Corre a notícia de que morreste na madrugada passada
Corre a notícia de que morreste na madrugada passada. Deve haver um engano porque ainda agora, agorinha mesmo, os outros todos a dormir, a madeira do louceiro, crac, crac-crac, e tu com a voz rouca dos cigarros, “a solidão mede-se pelos estalos dos móveis à noite”, a desbaratares sublimes clarividências logo num primeiro parágrafo. Se não estivesses vivo como poderias continuar a avisar-me da solidão nos móveis que herdei de quem foi bem menos só do que eu.

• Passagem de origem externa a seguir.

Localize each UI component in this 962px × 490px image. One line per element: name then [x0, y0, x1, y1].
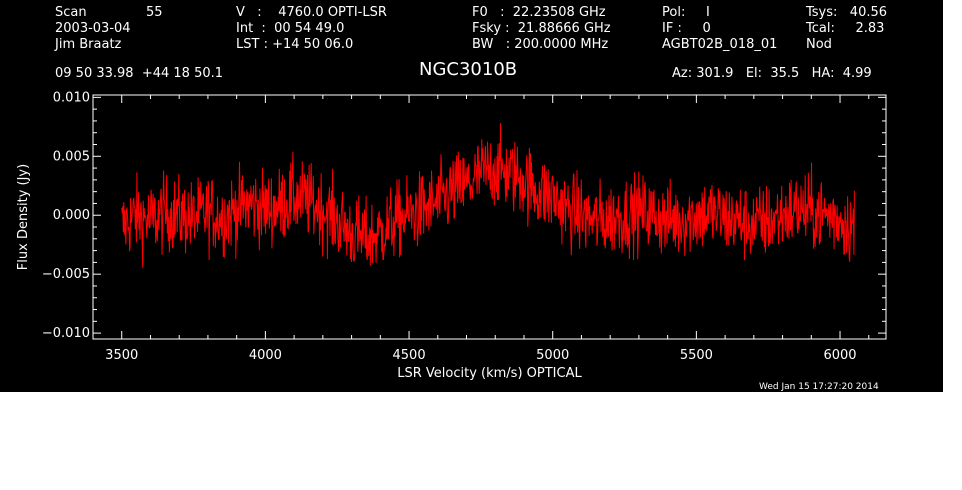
y-tick-label: 0.010 — [53, 90, 90, 105]
polarization: Pol: I — [662, 5, 710, 20]
y-tick-label: 0.000 — [53, 208, 90, 223]
y-axis-label: Flux Density (Jy) — [16, 164, 31, 270]
sky-frequency: Fsky : 21.88666 GHz — [472, 21, 611, 36]
az-el-ha: Az: 301.9 El: 35.5 HA: 4.99 — [672, 66, 872, 81]
lst-info: LST : +14 50 06.0 — [236, 37, 354, 52]
x-axis-label: LSR Velocity (km/s) OPTICAL — [397, 366, 582, 381]
x-tick-label: 3500 — [105, 348, 138, 363]
y-tick-label: −0.005 — [42, 267, 90, 282]
observer-name: Jim Braatz — [55, 37, 122, 52]
scan-label: Scan — [55, 5, 87, 20]
x-tick-label: 5000 — [536, 348, 569, 363]
calibration-temperature: Tcal: 2.83 — [806, 21, 885, 36]
if-number: IF : 0 — [662, 21, 711, 36]
plot-frame — [92, 94, 887, 340]
plot-panel: Scan 55 2003-03-04 Jim Braatz V : 4760.0… — [0, 0, 943, 392]
x-tick-label: 6000 — [823, 348, 856, 363]
observing-mode: Nod — [806, 37, 832, 52]
project-id: AGBT02B_018_01 — [662, 37, 778, 52]
scan-number: 55 — [146, 5, 163, 20]
series-line-0 — [121, 122, 855, 268]
observation-date: 2003-03-04 — [55, 21, 131, 36]
bandwidth: BW : 200.0000 MHz — [472, 37, 609, 52]
source-coordinates: 09 50 33.98 +44 18 50.1 — [55, 66, 224, 81]
velocity-info: V : 4760.0 OPTI-LSR — [236, 5, 387, 20]
x-tick-label: 4000 — [249, 348, 282, 363]
system-temperature: Tsys: 40.56 — [806, 5, 888, 20]
x-tick-label: 4500 — [393, 348, 426, 363]
y-tick-label: −0.010 — [42, 326, 90, 341]
plot-timestamp: Wed Jan 15 17:27:20 2014 — [759, 382, 879, 392]
y-tick-label: 0.005 — [53, 149, 90, 164]
rest-frequency: F0 : 22.23508 GHz — [472, 5, 606, 20]
spectrum-chart: 3500 4000 4500 5000 5500 6000 −0.010 −0.005 0.00… — [16, 90, 887, 381]
integration-time: Int : 00 54 49.0 — [236, 21, 345, 36]
x-tick-label: 5500 — [680, 348, 713, 363]
source-name: NGC3010B — [419, 59, 518, 80]
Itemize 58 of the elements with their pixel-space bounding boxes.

Habitamos o mesmo tempo, o mesmo espaço, a mesma língua. Na verdade, não é bem assim. Coincidimos neste canto do mundo, partilhamos quase os mesmos calendários, mas a língua em que escreves é coisa tua, magma que esticas, encolhes, torces, desfazes e fazes, “menino com medo, menino a quem Deus às vezes diz ao ouvido que gosta dele”, menino sabedor dos vivos e das coisas, tornando a língua portuguesa mais bela e mais cruel, como acontece nas histórias de amor. “Um coração quando se fecha, faz muito mais barulho do que uma porta. Somos búzios que nenhum eco habita.”
Sabemos — tu e eu sabemo-lo; quem mais? — que só há a memória. “Que coisa estranha a memória, ela de há tempos para cá ia jurar que a faltar-me, tantos espaços, de repente brancos.”

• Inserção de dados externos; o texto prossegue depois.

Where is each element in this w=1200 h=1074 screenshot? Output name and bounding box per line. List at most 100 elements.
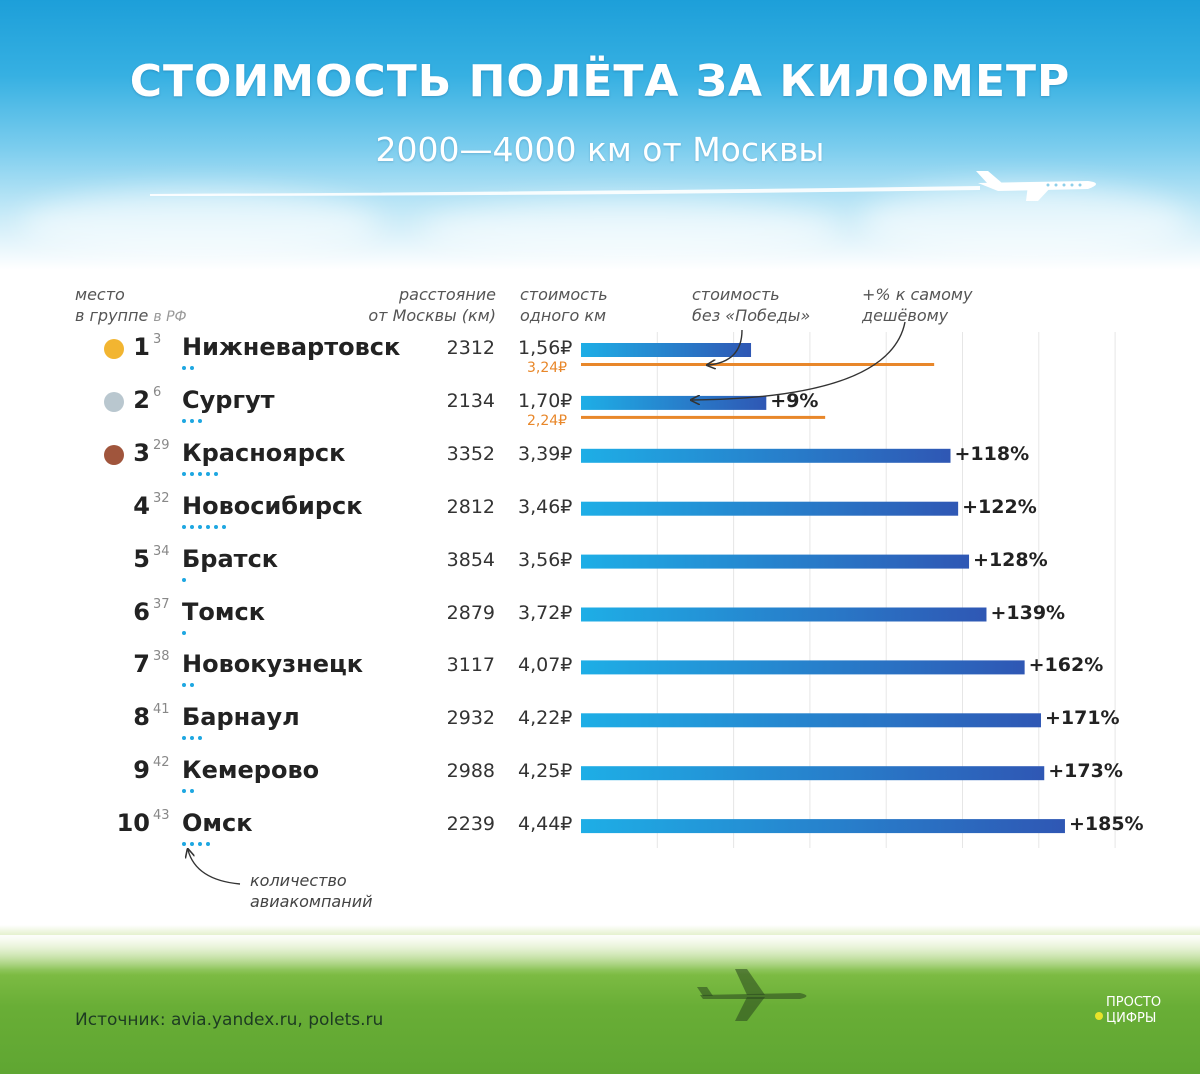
airline-dot [182, 789, 186, 794]
percent-over-cheapest: +9% [770, 389, 819, 412]
distance-value: 3352 [446, 442, 495, 465]
legend-airlines-line2: авиакомпаний [250, 892, 373, 911]
city-name: Новокузнецк [182, 650, 364, 679]
airline-dot [182, 683, 186, 688]
arrow-pct [692, 321, 906, 400]
silver-medal-icon [104, 391, 124, 412]
airline-dot [206, 524, 210, 529]
bronze-medal-icon [104, 444, 124, 465]
airline-dot [182, 524, 186, 529]
rank-group: 6 [133, 597, 150, 626]
rank-rf: 6 [153, 384, 162, 400]
airline-dot [182, 366, 186, 370]
distance-value: 2134 [446, 389, 495, 412]
cost-bar [581, 343, 752, 357]
cost-bar [581, 660, 1025, 675]
airline-dot [190, 418, 194, 423]
airline-dot [198, 736, 202, 741]
cost-value: 3,72₽ [518, 601, 573, 624]
airline-dot [222, 524, 226, 529]
header-cost-line1: стоимость [520, 285, 608, 304]
cloud [860, 185, 1190, 260]
rank-group: 3 [133, 438, 150, 467]
header-nopobeda-line2: без «Победы» [692, 306, 811, 325]
distance-value: 2812 [446, 495, 495, 518]
cost-nopobeda-value: 2,24₽ [527, 412, 568, 429]
cost-bar [581, 501, 959, 516]
header-pct: +% к самому дешёвому [862, 284, 972, 326]
city-name: Кемерово [182, 756, 320, 785]
table-row: 2 6 Сургут 2134 1,70₽ 2,24₽ +9% [0, 384, 1200, 439]
logo: ПРОСТО ЦИФРЫ [1106, 995, 1176, 1027]
header-pct-line2: дешёвому [862, 306, 949, 325]
percent-over-cheapest: +128% [973, 548, 1048, 571]
percent-over-cheapest: +139% [990, 601, 1066, 624]
airline-count-dots [182, 471, 222, 477]
cost-bar [581, 766, 1045, 781]
rank-group: 2 [133, 385, 150, 414]
legend-airlines: количество авиакомпаний [250, 870, 372, 912]
airline-count-dots [182, 418, 206, 424]
chart-title: СТОИМОСТЬ ПОЛЁТА ЗА КИЛОМЕТР [129, 56, 1071, 107]
airline-dot [190, 736, 194, 741]
airline-dot [182, 736, 186, 741]
rank-group: 10 [116, 809, 150, 838]
cost-bar [581, 448, 951, 463]
distance-value: 2312 [446, 337, 495, 359]
table-row: 1 3 Нижневартовск 2312 1,56₽ 3,24₽ [0, 333, 1200, 386]
airline-count-dots [182, 577, 190, 583]
header-place-group: в группе [75, 306, 149, 325]
airline-count-dots [182, 789, 198, 794]
rank-rf: 38 [153, 649, 170, 665]
airline-dot [182, 471, 186, 476]
airline-dot [198, 418, 202, 423]
airline-dot [190, 471, 194, 476]
header-cost: стоимость одного км [520, 284, 608, 326]
airline-count-dots [182, 366, 198, 371]
rank-rf: 32 [153, 490, 170, 506]
logo-dot-icon [1095, 1012, 1103, 1020]
airline-count-dots [182, 683, 198, 688]
airline-dot [198, 842, 202, 847]
percent-over-cheapest: +171% [1044, 707, 1120, 730]
header-place-rf: в РФ [153, 309, 187, 325]
header-nopobeda: стоимость без «Победы» [692, 284, 810, 326]
airline-dot [182, 418, 186, 423]
cost-bar [581, 554, 970, 569]
airline-count-dots [182, 736, 206, 741]
table-row: 9 42 Кемерово 2988 4,25₽ +173% [0, 756, 1200, 809]
airline-dot [190, 366, 194, 370]
logo-line1: ПРОСТО [1106, 995, 1162, 1010]
distance-value: 3117 [446, 654, 495, 677]
rank-group: 4 [133, 491, 150, 520]
airline-count-dots [182, 630, 190, 636]
legend-airlines-line1: количество [250, 871, 347, 890]
contrail [150, 186, 980, 196]
airline-dot [190, 683, 194, 688]
logo-line2: ЦИФРЫ [1106, 1011, 1157, 1026]
table-row: 5 34 Братск 3854 3,56₽ +128% [0, 544, 1200, 598]
airline-dot [206, 471, 210, 476]
percent-over-cheapest: +162% [1028, 654, 1104, 677]
airline-dot [214, 524, 218, 529]
city-name: Барнаул [182, 703, 300, 732]
airline-dot [182, 630, 186, 635]
header-distance-line2: от Москвы (км) [368, 306, 496, 325]
percent-over-cheapest: +118% [954, 442, 1030, 465]
chart-subtitle: 2000—4000 км от Москвы [375, 130, 825, 169]
rank-group: 9 [133, 756, 150, 785]
airline-dot [190, 524, 194, 529]
ground-haze [0, 935, 1200, 975]
table-row: 4 32 Новосибирск 2812 3,46₽ +122% [0, 490, 1200, 545]
airline-dot [190, 789, 194, 794]
header-pct-line1: +% к самому [862, 285, 973, 304]
airline-dot [206, 842, 210, 847]
table-row: 10 43 Омск 2239 4,44₽ +185% [0, 809, 1200, 862]
rank-rf: 3 [153, 332, 162, 347]
rank-group: 1 [133, 333, 150, 361]
cost-value: 4,22₽ [518, 707, 573, 730]
cost-value: 4,44₽ [518, 813, 573, 836]
rank-group: 5 [133, 544, 150, 573]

Ouço-te com os enganos da minha memória, “é a minha mão que escreve os livros, ou terá sido, são os livros que se escrevem a si próprios. Não sei fazer outra coisa senão escrever”. As minhas memórias acrescentadas pelas tuas, um corpo de criança que não conheci, o pé a escapar do lençol-mortalha, pequenino, “prometi escrever para aquele pé que vi ser levado da sala do hospital”.
E agora todos embirraram que morreste. Por todo o lado palavras solenes capazes de matar de vez os mortos. Felizmente tu contraria-los, desmente-los. “É preciso viver, viver como homem comum entre homens comuns. Só um homem comum pode fazer grandes coisas. Morrer é quando há um espaço a mais na mesa e se afastam as cadeiras para disfarçar. O dia da nossa morte é um dia como outro qualquer, só que mais curto.”
Um dia mais curto. Talvez seja verdade que morreste. Mas a morte de que falam é a morte-de-brincar, a morte-dos-corpos. Dramatizamos mais o que é a brincar. Jogam-se lágrimas e soluços. Como se desce do palco? Nenhuma morte interrompe a vida-a-sério. “A vida, a tal pilha de pratos a cair.” As vidas-de-brincar, vidas-de-corpos, encerram vidas-a-sério que são as que verdadeiramente importam. Estas, sim, eternas. As vidas-de-brincar, com o atrapalho dos seus corpos, destilam a vida-a-sério no tempo que vai do nascimento à morte. Umas destilam-na mais, outras menos. Raras vidas-de-brincar, vidas-de-corpos, foram tão porosas quanto a tua foi. O passado é um tempo verbal doloroso, traiçoeiro. “Escrever é um bocado fazer respiração boca-a-boca ao dicionário de Moraes, à gramática da 4ª classe e aos restantes jazigos de palavras defuntas.”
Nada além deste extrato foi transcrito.